De l’art accompli de la chute
Après l’immense succès de Jane Eyre (1847), Charlotte Brontë eut du mal à rebondir d’autant que sa vie devient douloureuse : Branwell, Emily et Anne disparaissent en quelques mois. Elle devient la seule survivante de la fratrie d’écrivains.
Shirley paraît en 1849. En toile de fond de la lutte des ouvriers du textile contre la mécanisation. Sur le devant de la scène apparaissent deux héroïnes qui se dispute l’attention d’un prétendant : Robert Moore.
L’une est une riche héritière fougueuse, l’autre une douce orpheline. Selon les historiographes littéraires spécialistes des Brontë, la première est inspirée d’Emily, la seconde d’Anne. Mais le roman — laissant resurgir les héros des œuvres de jeunesse — propose avant tout des portraits de femmes à la recherche de leur place pour s’intégrer dans l’Angleterre patriarcale de l’époque.

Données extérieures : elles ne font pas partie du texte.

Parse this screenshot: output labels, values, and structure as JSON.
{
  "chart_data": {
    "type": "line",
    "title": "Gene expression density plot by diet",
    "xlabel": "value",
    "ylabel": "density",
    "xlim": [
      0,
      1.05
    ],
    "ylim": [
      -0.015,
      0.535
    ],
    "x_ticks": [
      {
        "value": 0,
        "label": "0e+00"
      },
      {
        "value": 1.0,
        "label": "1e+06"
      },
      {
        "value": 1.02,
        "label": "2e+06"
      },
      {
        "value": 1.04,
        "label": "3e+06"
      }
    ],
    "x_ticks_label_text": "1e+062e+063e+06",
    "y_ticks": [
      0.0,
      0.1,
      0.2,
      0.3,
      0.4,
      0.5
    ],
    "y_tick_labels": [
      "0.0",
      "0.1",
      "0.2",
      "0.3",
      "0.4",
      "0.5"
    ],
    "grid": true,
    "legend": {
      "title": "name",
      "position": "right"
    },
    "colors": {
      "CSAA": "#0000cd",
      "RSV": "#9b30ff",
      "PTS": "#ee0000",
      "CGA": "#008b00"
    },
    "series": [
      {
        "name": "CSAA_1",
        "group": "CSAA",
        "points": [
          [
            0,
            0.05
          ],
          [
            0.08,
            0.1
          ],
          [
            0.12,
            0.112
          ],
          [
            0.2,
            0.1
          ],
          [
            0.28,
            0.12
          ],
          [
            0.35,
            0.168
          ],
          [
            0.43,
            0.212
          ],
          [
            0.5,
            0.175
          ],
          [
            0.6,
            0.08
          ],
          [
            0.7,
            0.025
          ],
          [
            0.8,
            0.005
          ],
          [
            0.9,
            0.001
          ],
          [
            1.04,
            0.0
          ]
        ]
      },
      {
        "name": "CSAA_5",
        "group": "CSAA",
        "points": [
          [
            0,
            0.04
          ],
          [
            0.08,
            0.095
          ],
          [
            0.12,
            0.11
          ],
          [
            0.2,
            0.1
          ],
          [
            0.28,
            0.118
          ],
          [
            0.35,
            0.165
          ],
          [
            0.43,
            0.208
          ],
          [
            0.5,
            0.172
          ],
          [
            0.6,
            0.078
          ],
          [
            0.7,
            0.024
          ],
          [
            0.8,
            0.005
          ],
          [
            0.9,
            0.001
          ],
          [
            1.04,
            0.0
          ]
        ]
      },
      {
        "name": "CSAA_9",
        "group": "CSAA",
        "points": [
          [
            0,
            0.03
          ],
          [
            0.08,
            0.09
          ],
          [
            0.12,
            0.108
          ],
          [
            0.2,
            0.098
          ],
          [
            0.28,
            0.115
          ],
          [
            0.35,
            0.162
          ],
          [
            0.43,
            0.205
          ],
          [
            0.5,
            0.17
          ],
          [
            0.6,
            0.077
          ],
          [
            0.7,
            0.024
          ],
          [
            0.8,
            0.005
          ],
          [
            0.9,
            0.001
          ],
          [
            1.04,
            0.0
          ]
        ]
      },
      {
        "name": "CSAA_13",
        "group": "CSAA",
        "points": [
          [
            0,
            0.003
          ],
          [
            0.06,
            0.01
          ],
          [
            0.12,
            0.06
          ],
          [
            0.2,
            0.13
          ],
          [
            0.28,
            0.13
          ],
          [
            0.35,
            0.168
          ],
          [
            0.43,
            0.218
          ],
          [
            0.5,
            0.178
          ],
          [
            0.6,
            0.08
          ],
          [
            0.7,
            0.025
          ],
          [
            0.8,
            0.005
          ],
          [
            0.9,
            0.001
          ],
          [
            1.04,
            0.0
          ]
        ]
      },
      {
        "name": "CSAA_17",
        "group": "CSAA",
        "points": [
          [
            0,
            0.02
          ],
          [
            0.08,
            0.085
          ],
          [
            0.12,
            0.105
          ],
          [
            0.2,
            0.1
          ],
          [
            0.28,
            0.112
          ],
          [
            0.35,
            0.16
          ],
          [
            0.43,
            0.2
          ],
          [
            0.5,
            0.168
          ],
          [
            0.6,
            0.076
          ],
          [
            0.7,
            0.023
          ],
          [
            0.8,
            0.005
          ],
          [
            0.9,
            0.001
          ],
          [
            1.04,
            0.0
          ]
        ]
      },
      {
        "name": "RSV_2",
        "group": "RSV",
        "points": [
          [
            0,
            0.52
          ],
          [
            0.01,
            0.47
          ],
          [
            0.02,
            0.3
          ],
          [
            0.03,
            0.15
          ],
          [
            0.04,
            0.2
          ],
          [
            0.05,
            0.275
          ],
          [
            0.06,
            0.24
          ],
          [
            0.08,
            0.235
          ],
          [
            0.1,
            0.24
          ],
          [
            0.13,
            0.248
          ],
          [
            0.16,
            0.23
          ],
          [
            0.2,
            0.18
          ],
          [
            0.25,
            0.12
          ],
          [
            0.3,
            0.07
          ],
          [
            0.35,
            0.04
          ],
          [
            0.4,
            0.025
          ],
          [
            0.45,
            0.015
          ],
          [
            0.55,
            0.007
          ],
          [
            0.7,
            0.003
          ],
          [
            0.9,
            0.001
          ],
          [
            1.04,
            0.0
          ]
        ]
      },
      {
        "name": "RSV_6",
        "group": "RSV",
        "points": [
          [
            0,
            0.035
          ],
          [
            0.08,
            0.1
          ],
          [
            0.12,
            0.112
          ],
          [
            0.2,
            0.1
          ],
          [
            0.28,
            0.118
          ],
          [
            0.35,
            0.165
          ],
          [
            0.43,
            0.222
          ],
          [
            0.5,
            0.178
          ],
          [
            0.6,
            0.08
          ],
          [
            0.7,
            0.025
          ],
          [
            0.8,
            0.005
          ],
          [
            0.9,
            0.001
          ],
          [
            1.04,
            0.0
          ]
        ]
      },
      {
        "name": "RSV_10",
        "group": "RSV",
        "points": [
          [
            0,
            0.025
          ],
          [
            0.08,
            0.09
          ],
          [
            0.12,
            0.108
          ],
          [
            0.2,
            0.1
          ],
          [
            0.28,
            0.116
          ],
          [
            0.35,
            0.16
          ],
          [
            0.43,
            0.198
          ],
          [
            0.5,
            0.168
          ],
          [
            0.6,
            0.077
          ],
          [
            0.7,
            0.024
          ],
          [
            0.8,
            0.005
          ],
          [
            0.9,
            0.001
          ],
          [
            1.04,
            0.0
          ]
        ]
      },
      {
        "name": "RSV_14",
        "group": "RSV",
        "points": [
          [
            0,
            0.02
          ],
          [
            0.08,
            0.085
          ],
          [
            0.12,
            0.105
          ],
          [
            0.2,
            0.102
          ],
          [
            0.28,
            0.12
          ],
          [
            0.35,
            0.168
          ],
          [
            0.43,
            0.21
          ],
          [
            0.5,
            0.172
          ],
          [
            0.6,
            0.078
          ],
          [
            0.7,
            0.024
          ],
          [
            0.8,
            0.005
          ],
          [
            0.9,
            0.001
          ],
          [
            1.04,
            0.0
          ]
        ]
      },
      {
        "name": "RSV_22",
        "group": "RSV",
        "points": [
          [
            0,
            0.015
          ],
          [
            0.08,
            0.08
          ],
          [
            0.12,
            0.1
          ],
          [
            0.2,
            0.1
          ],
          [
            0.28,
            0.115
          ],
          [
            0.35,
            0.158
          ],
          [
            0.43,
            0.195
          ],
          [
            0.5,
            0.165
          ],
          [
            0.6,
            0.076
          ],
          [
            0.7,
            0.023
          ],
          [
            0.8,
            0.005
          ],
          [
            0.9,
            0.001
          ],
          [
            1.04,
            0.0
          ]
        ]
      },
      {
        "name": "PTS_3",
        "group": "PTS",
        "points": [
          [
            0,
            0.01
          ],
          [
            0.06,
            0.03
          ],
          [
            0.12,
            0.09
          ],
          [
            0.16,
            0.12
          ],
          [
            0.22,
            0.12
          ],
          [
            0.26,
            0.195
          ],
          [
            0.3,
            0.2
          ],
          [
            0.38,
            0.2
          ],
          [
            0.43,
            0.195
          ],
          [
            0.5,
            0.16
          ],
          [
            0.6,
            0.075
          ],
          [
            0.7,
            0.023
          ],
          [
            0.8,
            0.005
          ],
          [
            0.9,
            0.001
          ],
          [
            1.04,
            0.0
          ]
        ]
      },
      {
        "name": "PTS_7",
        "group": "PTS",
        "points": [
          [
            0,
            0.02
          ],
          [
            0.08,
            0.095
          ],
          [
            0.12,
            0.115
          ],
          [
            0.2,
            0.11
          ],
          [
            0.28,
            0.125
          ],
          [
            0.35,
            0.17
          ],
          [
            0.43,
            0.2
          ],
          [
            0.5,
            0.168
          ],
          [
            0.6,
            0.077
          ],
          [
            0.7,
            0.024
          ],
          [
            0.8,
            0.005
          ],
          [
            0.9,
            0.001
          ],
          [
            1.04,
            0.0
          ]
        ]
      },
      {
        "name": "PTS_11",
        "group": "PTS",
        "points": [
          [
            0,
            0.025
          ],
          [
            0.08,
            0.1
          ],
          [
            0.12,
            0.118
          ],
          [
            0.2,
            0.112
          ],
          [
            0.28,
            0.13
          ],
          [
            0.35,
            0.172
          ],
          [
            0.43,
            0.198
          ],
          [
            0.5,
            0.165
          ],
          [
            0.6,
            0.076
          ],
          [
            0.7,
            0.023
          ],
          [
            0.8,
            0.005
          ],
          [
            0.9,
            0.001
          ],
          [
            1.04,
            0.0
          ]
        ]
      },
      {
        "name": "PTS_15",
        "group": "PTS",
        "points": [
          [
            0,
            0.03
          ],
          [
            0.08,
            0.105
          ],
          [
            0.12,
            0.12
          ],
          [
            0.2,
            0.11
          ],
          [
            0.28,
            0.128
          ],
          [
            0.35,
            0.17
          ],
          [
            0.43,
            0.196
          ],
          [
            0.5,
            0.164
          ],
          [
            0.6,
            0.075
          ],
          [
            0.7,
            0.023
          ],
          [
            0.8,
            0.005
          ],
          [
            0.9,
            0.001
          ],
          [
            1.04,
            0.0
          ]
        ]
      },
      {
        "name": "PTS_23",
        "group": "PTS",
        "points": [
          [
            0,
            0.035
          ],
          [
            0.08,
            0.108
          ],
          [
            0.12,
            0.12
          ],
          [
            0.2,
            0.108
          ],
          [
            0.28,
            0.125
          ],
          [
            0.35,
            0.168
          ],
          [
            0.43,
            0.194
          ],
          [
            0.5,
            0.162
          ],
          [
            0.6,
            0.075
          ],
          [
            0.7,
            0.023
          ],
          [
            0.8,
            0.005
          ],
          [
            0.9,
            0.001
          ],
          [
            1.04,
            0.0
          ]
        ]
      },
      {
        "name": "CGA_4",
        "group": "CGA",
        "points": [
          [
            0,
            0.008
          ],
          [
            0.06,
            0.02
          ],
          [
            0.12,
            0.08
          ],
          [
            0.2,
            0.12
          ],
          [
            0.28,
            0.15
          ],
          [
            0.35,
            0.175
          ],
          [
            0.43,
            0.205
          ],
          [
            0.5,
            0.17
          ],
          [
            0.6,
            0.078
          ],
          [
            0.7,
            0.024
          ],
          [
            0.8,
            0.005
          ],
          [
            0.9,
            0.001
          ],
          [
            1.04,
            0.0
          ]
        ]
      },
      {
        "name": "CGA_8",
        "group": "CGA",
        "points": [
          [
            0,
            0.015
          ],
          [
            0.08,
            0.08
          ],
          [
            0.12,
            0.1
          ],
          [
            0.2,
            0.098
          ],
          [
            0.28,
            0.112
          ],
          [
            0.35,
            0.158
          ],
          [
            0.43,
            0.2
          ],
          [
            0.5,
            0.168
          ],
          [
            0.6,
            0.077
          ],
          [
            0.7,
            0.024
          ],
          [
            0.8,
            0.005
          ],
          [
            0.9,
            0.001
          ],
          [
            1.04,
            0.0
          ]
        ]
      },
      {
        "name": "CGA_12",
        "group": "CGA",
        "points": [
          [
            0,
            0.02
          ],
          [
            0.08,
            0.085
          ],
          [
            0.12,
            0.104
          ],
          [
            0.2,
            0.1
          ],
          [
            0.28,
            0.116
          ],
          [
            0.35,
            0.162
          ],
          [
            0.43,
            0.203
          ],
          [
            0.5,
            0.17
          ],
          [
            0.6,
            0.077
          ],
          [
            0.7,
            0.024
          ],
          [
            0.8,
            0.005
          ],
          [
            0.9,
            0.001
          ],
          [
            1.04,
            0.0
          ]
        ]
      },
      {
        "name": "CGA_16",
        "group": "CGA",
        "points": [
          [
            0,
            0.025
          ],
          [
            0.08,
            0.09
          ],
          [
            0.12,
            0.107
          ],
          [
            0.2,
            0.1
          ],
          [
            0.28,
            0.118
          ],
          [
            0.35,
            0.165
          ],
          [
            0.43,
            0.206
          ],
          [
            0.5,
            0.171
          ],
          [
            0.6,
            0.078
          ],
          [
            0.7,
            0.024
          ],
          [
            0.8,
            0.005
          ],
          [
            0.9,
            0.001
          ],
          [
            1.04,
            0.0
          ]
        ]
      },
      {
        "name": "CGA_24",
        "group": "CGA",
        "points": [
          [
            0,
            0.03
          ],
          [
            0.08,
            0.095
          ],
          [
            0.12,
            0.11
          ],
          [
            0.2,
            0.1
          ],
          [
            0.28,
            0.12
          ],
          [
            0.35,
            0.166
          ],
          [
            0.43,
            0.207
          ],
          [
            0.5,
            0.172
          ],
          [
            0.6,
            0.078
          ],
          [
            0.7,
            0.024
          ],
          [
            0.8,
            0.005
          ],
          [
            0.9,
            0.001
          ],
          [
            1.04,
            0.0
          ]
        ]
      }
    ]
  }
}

Villette paraît quatre ans plus tard. Et l’auteure remonte les souvenirs de son séjour à Bruxelles. Élève puis professeur, elle fut séduite de manière intellectuelle par celui qui donnait des cours de rhétorique dans l’établissement tenu par son épouse. Elle transpose cette expérience avec le personnage de Lucy Snowe éprise d’un alter ago peu amène.
La romancière fait preuve ici de beaucoup d’humour caustique. Sa vivacité garde la pureté de l’eau, là où jaillit à côté du réalisme un des nouveaux codes de l’époque : le gothique. Mais Charlotte Brontë le tord à sa guise dans cette fiction remplie d’ellipses jusque dans le dénouement laissé ouvert.
Existe comme toujours chez l’auteure une part d’intouché dans ces livres-quêtes où les mots qu’il nous semble entendre murmurer restent comme des énigmes jusque dans des questions à peine posées. La créatrice montre que, sous l’apparence naïveté de certains personnages, une veilleuse résiste contre les renoncements.
Elle montre aussi comment des yeux se couvrent de nuages qui persistent — parfois pour rendre plus lumineux l’amour des éconduites. Ce qui va de pair avec l’idée que, lorsque certains soleils sont au zénith, ils amorcent déjà leur déclin et ne protègent en rien des tourments.
Dans ces deux “chants” romanesques, jours et nuits savent subtilement aller et venir dans la proximité comme dans la distance.
jean-paul gavard-perret
Charlotte Brontë, Shirley — Villette (1849–1853), trad. de l’anglais par Véronique Béghain et Dominique Jean. Édition publiée sous la direction de Dominique Jean. Avec la collaboration de Véronique Béghain et Laurent Bury. Préface de Laurent Bury, coll. Bibliothèque de la Pleïade, Gallimard, 2022, 1392 p.